The third step is to write a client script which will receive the data from the server and deserialize it and display it on the browser. We can give any name to the JavaScript method which handles the callback response from the server but should have two arguments.

function ClientCallbackScript(result, context)

{

  var lstCity = document.forms[0].elements['lstCity'];

  lstCity.innerHTML= "";

  var cities = result.split(';');

  for (var i = 0; i < cities.length - 1; ++i)

  {

    var properties = cities[i].split('|');

    var cityName = properties[0];

    var cityId = properties[1];

    var option = document.createElement("option");

    option.value = cityId;

    option.innerHTML = cityName;

    lstCity.appendChild(option);

 }
}

Here the result parameter holds the data that is send by the server and now this has to be parsed and filled up in the cities listbox.

Step 4:

Now the final step is to define the event in which the Callback trigger is fired. Here in our case we will define the Callback trigger to fire on the Country dropdown list changed event.

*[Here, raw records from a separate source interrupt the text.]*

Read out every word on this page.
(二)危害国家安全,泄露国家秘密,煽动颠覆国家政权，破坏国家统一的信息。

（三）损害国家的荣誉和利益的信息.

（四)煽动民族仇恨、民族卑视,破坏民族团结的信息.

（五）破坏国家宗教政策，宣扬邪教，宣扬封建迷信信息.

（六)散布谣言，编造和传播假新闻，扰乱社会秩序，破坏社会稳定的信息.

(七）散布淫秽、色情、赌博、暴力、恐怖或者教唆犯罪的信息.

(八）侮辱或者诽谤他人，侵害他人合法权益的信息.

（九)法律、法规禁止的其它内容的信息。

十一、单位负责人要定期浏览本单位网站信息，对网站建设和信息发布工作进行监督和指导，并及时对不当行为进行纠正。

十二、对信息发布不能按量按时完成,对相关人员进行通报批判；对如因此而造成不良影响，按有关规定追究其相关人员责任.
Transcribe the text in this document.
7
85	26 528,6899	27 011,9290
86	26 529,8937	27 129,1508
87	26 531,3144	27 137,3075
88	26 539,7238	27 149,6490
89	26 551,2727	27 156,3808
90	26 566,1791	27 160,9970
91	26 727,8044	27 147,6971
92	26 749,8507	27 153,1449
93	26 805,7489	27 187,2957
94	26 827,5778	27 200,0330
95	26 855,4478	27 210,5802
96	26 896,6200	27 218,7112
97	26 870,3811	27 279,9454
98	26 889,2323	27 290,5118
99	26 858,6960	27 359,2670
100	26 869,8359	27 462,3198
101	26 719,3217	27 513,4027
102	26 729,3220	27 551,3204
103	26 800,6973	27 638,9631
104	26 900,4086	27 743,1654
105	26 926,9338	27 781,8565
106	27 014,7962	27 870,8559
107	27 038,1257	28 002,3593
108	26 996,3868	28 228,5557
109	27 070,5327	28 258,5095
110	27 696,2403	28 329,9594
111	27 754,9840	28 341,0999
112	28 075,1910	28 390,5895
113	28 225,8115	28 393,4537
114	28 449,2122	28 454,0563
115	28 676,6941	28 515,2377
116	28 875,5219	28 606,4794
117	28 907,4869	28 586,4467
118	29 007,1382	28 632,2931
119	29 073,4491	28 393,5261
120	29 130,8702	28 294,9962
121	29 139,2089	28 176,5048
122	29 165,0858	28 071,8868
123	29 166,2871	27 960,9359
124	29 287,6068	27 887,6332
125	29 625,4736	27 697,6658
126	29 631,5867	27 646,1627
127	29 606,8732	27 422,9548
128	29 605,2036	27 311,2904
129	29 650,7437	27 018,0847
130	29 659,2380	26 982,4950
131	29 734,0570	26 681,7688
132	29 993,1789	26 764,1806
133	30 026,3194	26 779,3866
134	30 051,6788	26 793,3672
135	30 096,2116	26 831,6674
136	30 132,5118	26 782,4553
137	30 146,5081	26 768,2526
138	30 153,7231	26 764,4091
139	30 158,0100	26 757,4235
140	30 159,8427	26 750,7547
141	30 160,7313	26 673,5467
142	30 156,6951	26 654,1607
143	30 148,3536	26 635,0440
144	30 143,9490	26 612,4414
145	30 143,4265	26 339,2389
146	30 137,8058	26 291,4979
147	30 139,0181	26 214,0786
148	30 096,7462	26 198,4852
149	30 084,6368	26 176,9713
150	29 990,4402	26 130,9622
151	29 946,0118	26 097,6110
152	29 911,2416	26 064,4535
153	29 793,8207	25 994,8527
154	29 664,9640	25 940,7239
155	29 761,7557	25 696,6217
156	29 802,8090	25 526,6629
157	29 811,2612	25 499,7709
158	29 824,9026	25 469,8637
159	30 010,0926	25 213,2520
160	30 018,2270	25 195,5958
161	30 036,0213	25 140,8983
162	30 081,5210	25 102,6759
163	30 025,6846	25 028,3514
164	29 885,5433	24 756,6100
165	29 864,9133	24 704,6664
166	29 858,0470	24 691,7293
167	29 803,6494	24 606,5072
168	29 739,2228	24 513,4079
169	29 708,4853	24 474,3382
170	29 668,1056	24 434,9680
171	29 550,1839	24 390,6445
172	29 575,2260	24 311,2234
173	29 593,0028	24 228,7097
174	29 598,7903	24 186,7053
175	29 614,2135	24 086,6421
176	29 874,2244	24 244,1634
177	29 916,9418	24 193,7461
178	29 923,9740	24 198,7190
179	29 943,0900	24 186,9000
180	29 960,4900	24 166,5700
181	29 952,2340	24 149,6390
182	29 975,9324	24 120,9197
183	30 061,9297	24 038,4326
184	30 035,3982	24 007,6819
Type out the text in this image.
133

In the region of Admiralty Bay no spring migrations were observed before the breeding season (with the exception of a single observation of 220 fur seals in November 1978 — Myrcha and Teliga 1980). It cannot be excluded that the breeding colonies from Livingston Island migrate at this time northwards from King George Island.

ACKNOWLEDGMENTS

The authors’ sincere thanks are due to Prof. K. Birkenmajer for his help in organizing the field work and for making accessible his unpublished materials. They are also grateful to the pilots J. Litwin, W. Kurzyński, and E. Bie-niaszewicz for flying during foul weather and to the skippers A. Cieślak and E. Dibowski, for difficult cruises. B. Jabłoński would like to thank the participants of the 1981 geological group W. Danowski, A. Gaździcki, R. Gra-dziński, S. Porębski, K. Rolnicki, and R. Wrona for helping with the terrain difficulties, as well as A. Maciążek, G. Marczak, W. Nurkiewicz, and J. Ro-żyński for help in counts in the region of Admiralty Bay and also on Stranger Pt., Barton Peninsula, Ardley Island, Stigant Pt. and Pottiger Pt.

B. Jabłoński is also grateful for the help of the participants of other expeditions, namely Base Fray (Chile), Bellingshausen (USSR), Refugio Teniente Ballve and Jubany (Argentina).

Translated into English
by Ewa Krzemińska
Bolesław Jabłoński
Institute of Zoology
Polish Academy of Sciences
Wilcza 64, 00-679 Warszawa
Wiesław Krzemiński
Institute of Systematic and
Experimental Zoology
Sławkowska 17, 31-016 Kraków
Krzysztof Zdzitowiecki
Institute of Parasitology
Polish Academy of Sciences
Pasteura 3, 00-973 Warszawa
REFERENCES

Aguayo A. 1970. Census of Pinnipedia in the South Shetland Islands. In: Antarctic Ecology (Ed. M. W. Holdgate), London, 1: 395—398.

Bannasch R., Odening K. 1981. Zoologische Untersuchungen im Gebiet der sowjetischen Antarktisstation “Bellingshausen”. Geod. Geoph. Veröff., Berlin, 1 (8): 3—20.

protected void Page_Load(object sender, EventArgs e)

{

   if (! Page.IsPostBack)

   {

       FillCountryList();

       FillCityList(ddlCountry.SelectedValue);

       string callbackEventReference =   
       Page.ClientScript.GetCallbackEventReference(this,
         "document.all['ddlCountry'].value", "ClientCallbackScript",  
         "null");

       ddlCountry.Attributes["onclick"] = callbackEventReference;

    }
}

The Page.ClientScript.GetCallbackEventReference returns a JavaScript code that calls the Client Callback. The first agruments it take is the ICallBackEventHandler object that will handle the callback that is the page itself in our case. The second argument is the data that the client browser will pass to the server i.e selected Country from the dropdown list. The third argument is the name of the JavaScript method that will receive the data from the server callback. And the last argument is the Context information that we want to pass. Here we are passing null.